Die Lage in Syrien ist weiterhin verworren, verschiedene Gruppierung kämpfen gegen Präsident Assad und auch gegeneinander. Für Extremisten wie die Terrormiliz IS ist das ein idealer Nährboden. Schon längst destabilisiert sie die gesamte Region. Doch die regionalen und internationalen Kräfte verharren in einer Zwickmühle.

Von Jürgen Stryjak | 14.03.2015
    Zerstörte Gebäude in der Nähe von Aleppo, Syrien
    Zerstörte Gebäude in der Nähe von Aleppo, Syrien (dpa / picture alliance / Sana Handout)
    Das Bittgebet, das Dschihadisten hier sprechen, soll der Granate, die sie gleich zünden, Glück bringen. Sekunden später trifft sie ein Gebäude, in dem der Geheimdienst des Assad-Regimes angeblich einen Stützpunkt unterhält.
    Gott ist groß, rufen die Dschihadisten, vermutlich Extremisten von der Nusra-Front. Der Kriegsschauplatz Syrien ist unübersichtlich. Immer seltener gelingt es, Informationen zu verifizieren. Das Assad-Regime bekämpft die Freie Syrische Armee, die eher säkular orientiert ist, sowie islamistische Kampfbündnisse, die nicht unbedingt einen Gottesstaat wollen. Mit geringerer Intensität bekämpft es aber auch die Extremisten von der Nusra-Front und vom sogenannten Islamischen Staat. Die Feinde Assads sind allerdings zerstritten und wollen sich oft genug auch gegenseitig an den Kragen. Klar ist in diesem Chaos nur eines: Die Kämpfe sind zäh und brutal.
    Halb Syrien liegt in Trümmern. Jeder zweite Syrer ist auf der Flucht. 2014 sollen 76.000 Menschen ums Leben gekommen sein, mehr als in jedem anderen Jahr seit 2011.
    Aus Volksaufstand wurde Religionskrieg
    Was damals als Volksaufstand gegen Assads Unterdrückungsstaat begann, mündete in einen mittelalterlich anmutenden Religionskrieg. Der syrische Staatschef hat dies offenbar so gewollt, denn je grausamer und besessener der Feind ist, desto besser kann Assad sich als Alternative präsentieren.
    Dabei ist sein Regime kein Teil der Lösung, sondern ein Teil des Problems und auch die Hauptursache des Krieges. Eines Krieges, der zum Zerfall der regionalen Ordnung führen könnte. Das Armageddon, das Assad ausgelöst hat, bietet einen idealen Nährboden für dschihadistische Bewegungen wie die des Islamischen Staates.

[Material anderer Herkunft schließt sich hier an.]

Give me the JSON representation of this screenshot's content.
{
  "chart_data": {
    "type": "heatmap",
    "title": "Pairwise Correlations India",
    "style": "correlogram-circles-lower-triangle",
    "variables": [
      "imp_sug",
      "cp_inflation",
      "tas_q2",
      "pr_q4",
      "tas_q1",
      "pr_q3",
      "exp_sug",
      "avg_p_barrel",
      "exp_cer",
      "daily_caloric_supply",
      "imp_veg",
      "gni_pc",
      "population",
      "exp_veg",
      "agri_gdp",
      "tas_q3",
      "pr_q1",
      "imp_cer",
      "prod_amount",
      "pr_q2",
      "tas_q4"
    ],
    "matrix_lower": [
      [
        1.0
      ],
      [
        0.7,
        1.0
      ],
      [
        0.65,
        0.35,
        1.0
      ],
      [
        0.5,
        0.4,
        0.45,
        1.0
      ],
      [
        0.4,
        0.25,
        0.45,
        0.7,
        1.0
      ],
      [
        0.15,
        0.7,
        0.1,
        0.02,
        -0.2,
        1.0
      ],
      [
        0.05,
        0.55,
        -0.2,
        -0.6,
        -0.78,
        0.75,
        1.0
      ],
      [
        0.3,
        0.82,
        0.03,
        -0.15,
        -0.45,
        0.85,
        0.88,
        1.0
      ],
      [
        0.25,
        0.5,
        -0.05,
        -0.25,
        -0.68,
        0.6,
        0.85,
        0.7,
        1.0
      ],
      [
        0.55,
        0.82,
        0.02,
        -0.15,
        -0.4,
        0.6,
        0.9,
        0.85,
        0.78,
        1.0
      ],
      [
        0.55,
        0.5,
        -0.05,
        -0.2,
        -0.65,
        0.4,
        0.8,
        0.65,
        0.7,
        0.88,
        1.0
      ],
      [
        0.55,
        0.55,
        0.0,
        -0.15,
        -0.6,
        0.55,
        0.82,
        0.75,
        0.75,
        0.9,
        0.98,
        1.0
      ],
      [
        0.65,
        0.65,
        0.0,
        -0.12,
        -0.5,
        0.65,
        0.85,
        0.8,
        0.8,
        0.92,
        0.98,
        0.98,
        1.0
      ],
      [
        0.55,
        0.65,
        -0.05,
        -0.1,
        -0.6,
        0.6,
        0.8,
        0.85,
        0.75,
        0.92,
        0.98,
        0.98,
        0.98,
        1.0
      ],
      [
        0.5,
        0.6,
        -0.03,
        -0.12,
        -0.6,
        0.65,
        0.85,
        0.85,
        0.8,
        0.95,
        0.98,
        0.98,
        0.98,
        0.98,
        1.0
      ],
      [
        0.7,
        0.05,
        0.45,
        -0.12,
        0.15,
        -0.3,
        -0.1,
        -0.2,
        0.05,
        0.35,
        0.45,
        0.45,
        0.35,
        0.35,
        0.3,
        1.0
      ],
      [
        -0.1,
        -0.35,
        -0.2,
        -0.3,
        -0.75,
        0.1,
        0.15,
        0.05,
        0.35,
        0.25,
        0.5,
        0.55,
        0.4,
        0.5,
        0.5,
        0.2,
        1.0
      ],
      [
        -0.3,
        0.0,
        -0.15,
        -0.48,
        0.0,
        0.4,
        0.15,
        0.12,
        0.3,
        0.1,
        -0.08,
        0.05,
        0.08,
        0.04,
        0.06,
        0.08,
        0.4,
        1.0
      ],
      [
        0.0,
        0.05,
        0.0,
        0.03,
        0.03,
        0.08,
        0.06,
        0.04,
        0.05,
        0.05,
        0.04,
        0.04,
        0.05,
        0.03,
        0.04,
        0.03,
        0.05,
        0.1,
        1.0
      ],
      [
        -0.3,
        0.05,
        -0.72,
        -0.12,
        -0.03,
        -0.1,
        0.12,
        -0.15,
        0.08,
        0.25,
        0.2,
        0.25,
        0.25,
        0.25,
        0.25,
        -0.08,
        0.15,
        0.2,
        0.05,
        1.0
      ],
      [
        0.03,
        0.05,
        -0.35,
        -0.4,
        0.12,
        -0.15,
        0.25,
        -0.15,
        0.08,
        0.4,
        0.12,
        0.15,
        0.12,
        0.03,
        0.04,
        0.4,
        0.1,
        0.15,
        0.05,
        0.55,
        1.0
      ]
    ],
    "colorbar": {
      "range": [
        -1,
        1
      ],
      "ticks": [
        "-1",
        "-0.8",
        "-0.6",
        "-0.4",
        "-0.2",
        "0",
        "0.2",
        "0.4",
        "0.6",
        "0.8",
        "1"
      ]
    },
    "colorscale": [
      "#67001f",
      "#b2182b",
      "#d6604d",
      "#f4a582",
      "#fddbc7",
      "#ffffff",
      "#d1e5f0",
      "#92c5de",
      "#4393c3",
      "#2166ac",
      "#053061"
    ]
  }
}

    Die IS-Extremisten wollen nicht nur die aktuellen Grenzen beseitigen. Sie wollen ihr dschihadistisches Staatsbildungsprojekt auch exportieren – nach Libyen etwa oder in den Norden der Sinai-Halbinsel. Mit ihrer Brutalität seien die Dschihadisten nur ein Spiegelbild des Assad-Regimes, erklärt der syrische Oppositionelle Najeeb Ghadbian:
    "Assads Verbrechen richten sich gegen die Welt, gegen die Menschheit. Dass er bislang dafür nicht büßen musste, hat Extremisten wie die vom IS nur dazu ermuntert, ähnliche Verbrechen zu begehen."
    Inzwischen beherrscht der IS jeweils ein Drittel von Syrien und vom Irak. Er stellt eine Bedrohung für Regierungen in der gesamten Region dar, sagt der ägyptische Journalist Atef Abdel-Ghany:
    "Die arabischen Staaten haben keine Wahl. Sie müssen den teuflischen Plan der Extremisten gemeinsam bekämpfen. Sonst wird jedes Land einzeln dem Chaos zum Opfer fallen, das sich in der Region gerade ausbreitet."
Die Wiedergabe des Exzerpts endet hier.